Governo apostou numa mudança de paradigmas que não trouxe resultados imediatos – Ludgero Correia

 

Cidade da Praia, 22 Abr (Inforpress) – O analista político António Ludgero Correia considera que o Governo apostou numa mudança de paradigmas que fez com que os resultados não fossem imediatos, motivo para merecer uma nota de 13 valores numa escala de zero a 20.

Segundo ele, o Governo de Ulisses Correia e Silva que completa um ano hoje, 22 de Abril, já concluiu 20% do seu mandato, e daqui a três meses, por altura do debate no Parlamento sobre o estado da nação, já estará com 25%. Daí que, entende que as expectativas em termos de resultados foram “muito elevadas”, o que acabou por gerar “uma certa ansiedade” por parte da população.

“Se fosse dar uma nota ao Governo era de 13 valores numa escala de zero a 20, ou seja, um suficiente mais, porque ele apostou numa mudança de paradigmas, mas toda a mudança de paradigmas implica o relançamento das bases de governação em que os resultados não são imediatos”, afirmou em declarações à Inforpress numa avaliação sobre o primeiro ano de governação do MpD.
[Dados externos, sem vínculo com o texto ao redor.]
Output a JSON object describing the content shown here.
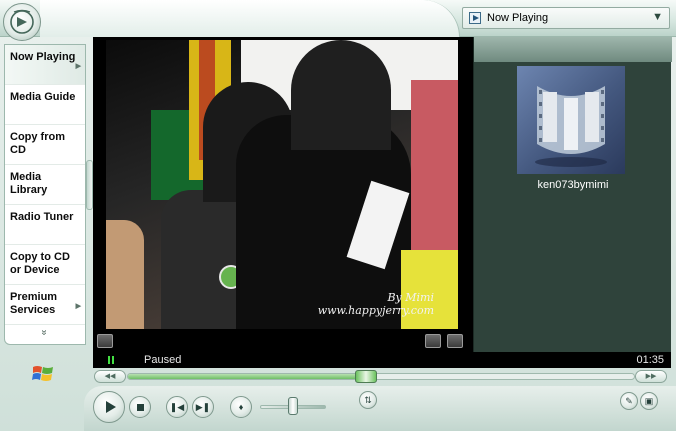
{
  "window": {
    "app": "Windows Media Player"
  },
  "view_selector": {
    "label": "Now Playing",
    "icon": "now-playing-icon"
  },
  "nav": {
    "items": [
      {
        "label": "Now Playing",
        "active": true,
        "has_arrow": true
      },
      {
        "label": "Media Guide",
        "active": false,
        "has_arrow": false
      },
      {
        "label": "Copy from CD",
        "active": false,
        "has_arrow": false
      },
      {
        "label": "Media Library",
        "active": false,
        "has_arrow": false
      },
      {
        "label": "Radio Tuner",
        "active": false,
        "has_arrow": false
      },
      {
        "label": "Copy to CD or Device",
        "active": false,
        "has_arrow": false
      },
      {
        "label": "Premium Services",
        "active": false,
        "has_arrow": true
      }
    ],
    "more_glyph": "»"
  },
  "video": {
    "watermark_line1": "By Mimi",
    "watermark_line2": "www.happyjerry.com"
  },
  "playlist": {
    "item_title": "ken073bymimi",
    "thumbnail_icon": "film-strip-icon"
  },
  "status": {
    "state": "Paused",
    "time": "01:35"
  },
  "seek": {
    "position_fraction": 0.47
  },
  "volume": {
    "level_fraction": 0.5
  },
  "colors": {
    "accent_green": "#43e043",
    "frame": "#cfe0d9",
    "playlist_bg": "#2f433b"
  }
}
Segundo o analista político, questões como o desemprego, a insegurança, as assimetrias regionais de desenvolvimento e a ligação inter-ilhas, por exemplo, “não se resolvem por decreto”, contudo, referiu, as pessoas pensaram que já no primeiro ano seria possível ver “flores e frutos”, porém isso “não é possível”.
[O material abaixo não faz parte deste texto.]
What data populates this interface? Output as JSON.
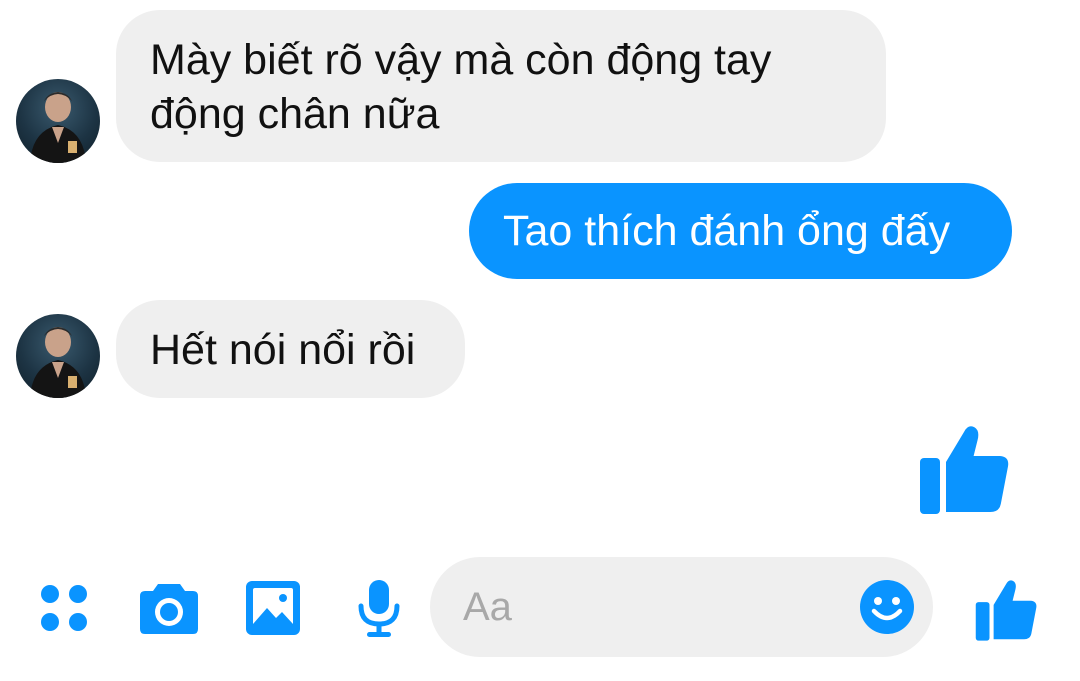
{
  "conversation": {
    "messages": [
      {
        "from": "contact",
        "text": "Mày biết rõ vậy mà còn động tay động chân nữa"
      },
      {
        "from": "me",
        "text": "Tao thích đánh ổng đấy"
      },
      {
        "from": "contact",
        "text": "Hết nói nổi rồi"
      },
      {
        "from": "me",
        "type": "like-sticker"
      }
    ]
  },
  "composer": {
    "placeholder": "Aa",
    "icons": [
      "menu-dots-icon",
      "camera-icon",
      "gallery-icon",
      "microphone-icon",
      "emoji-icon",
      "like-icon"
    ]
  },
  "colors": {
    "accent": "#0a94ff",
    "incoming_bubble": "#efefef",
    "incoming_text": "#111111",
    "outgoing_text": "#ffffff",
    "placeholder": "#a8a8a8"
  }
}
Os resultados, conforme Ludgero Correia, podem ser vistos a partir do quarto ano do mandato, acreditando que no final da legislatura “nem todas as promessas estarão resolvidas”. Antecipa que já que na campanha de 2021 será solicitado mais um mandato para se poder cumprir todas as promessas, mesmo sabendo que elas foram feitas para serem cumpridas numa legislatura.

Quanto à aposta que o Governo liderado por Ulisses Correia e Silva fez num pacote de políticas que são “pilotadas” por uma equipa pequena, no entender do analista, é “interessante e pode dar frutos”, não obstante considerou ser “preocupante” ver as pessoas a pedirem substituições de ministros.

“Nestas situações temos dois cenários, a adequação de políticas ou a mudança de pilotos e/ou roteiros dos pilotos, porque as grandes linhas de políticas estão certas, o horizonte temporal é demasiado optimista, o que faz com que uma simples mudança de ministro, não venha a resolver o problema”, notou.

Em relação à situação dos Transportes Aéreos de Cabo Verde (TACV), é categórico em afirmar que “nunca esperaria que essa questão fosse resolvida em 12 meses”, assim como o problema dos transportes marítimos, que desde o desmantelamento da empresa Arca Verde, considerou, “ficou complicado resolver”.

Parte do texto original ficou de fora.